Telomere length is zero

[kacyng92]

Hi, I've been using Telomerecat to run some WGS data, and for some samples, the returned length estimated is 0. When compared with successful runs for other samples, I noticed that if F2c value is negative, the output will be 0. Based on my understanding, F2c is the difference between F2 and F4 read (F2 - F4), and a negative F2c means the amount of non-telomeric boundary sequence (F4) is more than telomeric boundary sequence (F2). Is it possible that F1 is positive and F2 negative? And how should I troubleshoot this issue? Thank you very much! Your help is greatly appreciated. Regards,

[PedalheadPHX]

Just found this tool as I was reading (Moore, L., Cagan, A., Coorens, T.H.H. et al. The mutational landscape of human somatic and germline cells. Nature (2021). https://doi.org/10.1038/s41586-021-03822-). But they have an odd comment in the paper but no justification "For samples that were sequenced using the NovaSeq sequencing platform, the results using Telomerecat were occasionally implausible (such as telomere length estimates of 0 bp)."

So is this NovaSeq data?

[tibutler]

The issues seems specific to the ends of novaseq reads. Using the -t 75 option seems to fix this to some degree. It will only use the first 75 bp of a read, thereby removing the ends of the reads which have an excess of "G's" which seems to be the issue. Using this same option on X10 data slightly shortens the telomere length estimates, but allows for comparison between samples sequenced on different platforms.

[PedalheadPHX]

I'd assume this correlates with the estimated insert size as the excess G usually reflects when a sequencing read as crossed the insert and the adaptor on the other side so there is no DNA template, which then produces no signal but on the 2-color Illumina systems is considered a G.

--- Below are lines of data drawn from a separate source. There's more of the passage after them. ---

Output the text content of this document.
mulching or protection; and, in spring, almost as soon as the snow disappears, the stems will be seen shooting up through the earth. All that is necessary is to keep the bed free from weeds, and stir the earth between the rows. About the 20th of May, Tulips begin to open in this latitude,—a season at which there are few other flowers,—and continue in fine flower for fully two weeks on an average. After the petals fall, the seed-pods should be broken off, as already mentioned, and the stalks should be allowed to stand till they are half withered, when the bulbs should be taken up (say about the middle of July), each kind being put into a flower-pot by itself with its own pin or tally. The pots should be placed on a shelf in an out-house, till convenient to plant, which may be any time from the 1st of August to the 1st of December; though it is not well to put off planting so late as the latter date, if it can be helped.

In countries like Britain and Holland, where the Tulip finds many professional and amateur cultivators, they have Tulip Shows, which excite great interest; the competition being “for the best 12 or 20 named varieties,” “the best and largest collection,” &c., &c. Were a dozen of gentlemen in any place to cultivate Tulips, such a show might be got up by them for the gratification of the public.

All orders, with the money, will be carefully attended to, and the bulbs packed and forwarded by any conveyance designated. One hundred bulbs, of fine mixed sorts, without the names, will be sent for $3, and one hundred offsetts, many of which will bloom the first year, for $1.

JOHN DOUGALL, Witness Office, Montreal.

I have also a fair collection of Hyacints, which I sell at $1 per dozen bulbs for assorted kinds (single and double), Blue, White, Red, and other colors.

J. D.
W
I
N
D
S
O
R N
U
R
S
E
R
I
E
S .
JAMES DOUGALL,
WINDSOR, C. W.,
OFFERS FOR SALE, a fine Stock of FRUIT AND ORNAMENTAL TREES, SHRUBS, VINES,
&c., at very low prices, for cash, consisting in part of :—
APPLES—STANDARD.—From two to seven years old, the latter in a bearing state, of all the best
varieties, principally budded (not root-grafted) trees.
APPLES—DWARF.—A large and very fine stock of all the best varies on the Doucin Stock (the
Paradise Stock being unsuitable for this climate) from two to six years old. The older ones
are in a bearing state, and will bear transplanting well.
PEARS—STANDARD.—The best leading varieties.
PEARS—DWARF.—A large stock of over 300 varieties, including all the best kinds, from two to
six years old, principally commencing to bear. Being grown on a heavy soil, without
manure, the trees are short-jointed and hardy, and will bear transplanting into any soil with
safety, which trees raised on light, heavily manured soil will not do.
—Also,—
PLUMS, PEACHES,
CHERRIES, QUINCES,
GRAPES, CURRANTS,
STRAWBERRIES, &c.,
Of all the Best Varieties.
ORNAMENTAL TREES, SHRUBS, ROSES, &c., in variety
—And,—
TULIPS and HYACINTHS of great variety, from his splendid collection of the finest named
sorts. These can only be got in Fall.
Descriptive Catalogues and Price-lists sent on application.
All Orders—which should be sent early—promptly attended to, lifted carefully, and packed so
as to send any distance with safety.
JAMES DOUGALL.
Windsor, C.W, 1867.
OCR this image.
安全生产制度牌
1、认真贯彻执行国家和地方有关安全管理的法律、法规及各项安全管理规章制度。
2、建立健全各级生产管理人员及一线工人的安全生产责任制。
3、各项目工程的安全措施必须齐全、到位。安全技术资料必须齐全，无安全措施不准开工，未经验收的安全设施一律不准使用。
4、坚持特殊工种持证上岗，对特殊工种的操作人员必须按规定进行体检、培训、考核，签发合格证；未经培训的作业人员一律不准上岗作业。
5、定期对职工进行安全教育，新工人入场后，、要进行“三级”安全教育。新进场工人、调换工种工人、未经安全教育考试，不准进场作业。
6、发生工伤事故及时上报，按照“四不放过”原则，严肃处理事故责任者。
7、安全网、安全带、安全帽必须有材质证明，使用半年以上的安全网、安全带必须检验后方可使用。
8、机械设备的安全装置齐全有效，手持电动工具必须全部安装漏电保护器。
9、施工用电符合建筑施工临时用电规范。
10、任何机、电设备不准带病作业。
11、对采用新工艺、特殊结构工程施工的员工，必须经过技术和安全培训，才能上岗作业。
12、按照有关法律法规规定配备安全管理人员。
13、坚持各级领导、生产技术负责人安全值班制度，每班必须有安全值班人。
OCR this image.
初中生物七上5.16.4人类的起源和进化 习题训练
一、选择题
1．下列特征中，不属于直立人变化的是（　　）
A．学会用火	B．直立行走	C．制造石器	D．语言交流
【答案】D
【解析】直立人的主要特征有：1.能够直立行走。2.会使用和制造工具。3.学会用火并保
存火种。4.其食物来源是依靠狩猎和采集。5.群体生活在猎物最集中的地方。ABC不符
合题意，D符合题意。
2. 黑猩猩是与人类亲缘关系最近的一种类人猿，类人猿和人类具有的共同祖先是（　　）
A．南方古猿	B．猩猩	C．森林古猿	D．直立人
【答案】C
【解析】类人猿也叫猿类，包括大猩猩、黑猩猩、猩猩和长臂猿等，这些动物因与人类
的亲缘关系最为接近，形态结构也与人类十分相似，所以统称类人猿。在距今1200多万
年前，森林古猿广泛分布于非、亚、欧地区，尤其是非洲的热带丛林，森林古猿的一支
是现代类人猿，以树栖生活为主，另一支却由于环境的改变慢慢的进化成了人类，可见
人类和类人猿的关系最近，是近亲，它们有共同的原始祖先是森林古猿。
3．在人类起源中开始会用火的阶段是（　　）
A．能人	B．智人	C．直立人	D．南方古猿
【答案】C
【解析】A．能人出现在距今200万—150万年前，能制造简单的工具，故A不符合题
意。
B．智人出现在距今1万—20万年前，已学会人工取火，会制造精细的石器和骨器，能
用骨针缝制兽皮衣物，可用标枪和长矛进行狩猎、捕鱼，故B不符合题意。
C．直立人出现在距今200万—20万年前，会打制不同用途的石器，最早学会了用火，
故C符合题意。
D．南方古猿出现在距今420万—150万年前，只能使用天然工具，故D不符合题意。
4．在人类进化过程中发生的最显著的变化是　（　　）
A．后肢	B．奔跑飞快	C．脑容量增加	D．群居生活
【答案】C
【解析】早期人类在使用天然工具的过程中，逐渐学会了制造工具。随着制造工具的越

Otherwise maybe this is a NovaSeq specific error profile from the telomere repeat sequence.

[tibutler]

If you run fastqc on the resulting telbam files for X10 vs Novaseq data, you can see a clear increase in proportion of Gs after cycle 100 or so, but only in the Novaseq data. Which I agree is a 2-colour issue.

we also found using the -e option on a per-sequencing run basis also helped normalise between samples. That is, group samples run in the same batch, then use -e when generating the length estimate.

[PedalheadPHX]

Must admit I had not caught that increase in Gs, just reviewed one of our most recent runs and what I'm noticing is the increase in Gs is most notable in R2 than R1, so it must reflect some deterioration of the signal intensity on R2 after turn around

R1:

R2:

[kacyng92]

Thank you for your reply; I am playing around with the -t option to see how the effect of excess G can be lessened

[kacyng92]

"For samples that were sequenced using the NovaSeq sequencing platform, the results using Telomerecat were occasionally implausible (such as telomere length estimates of 0 bp)."

Yes, I have both HiSeq and NovaSeq data.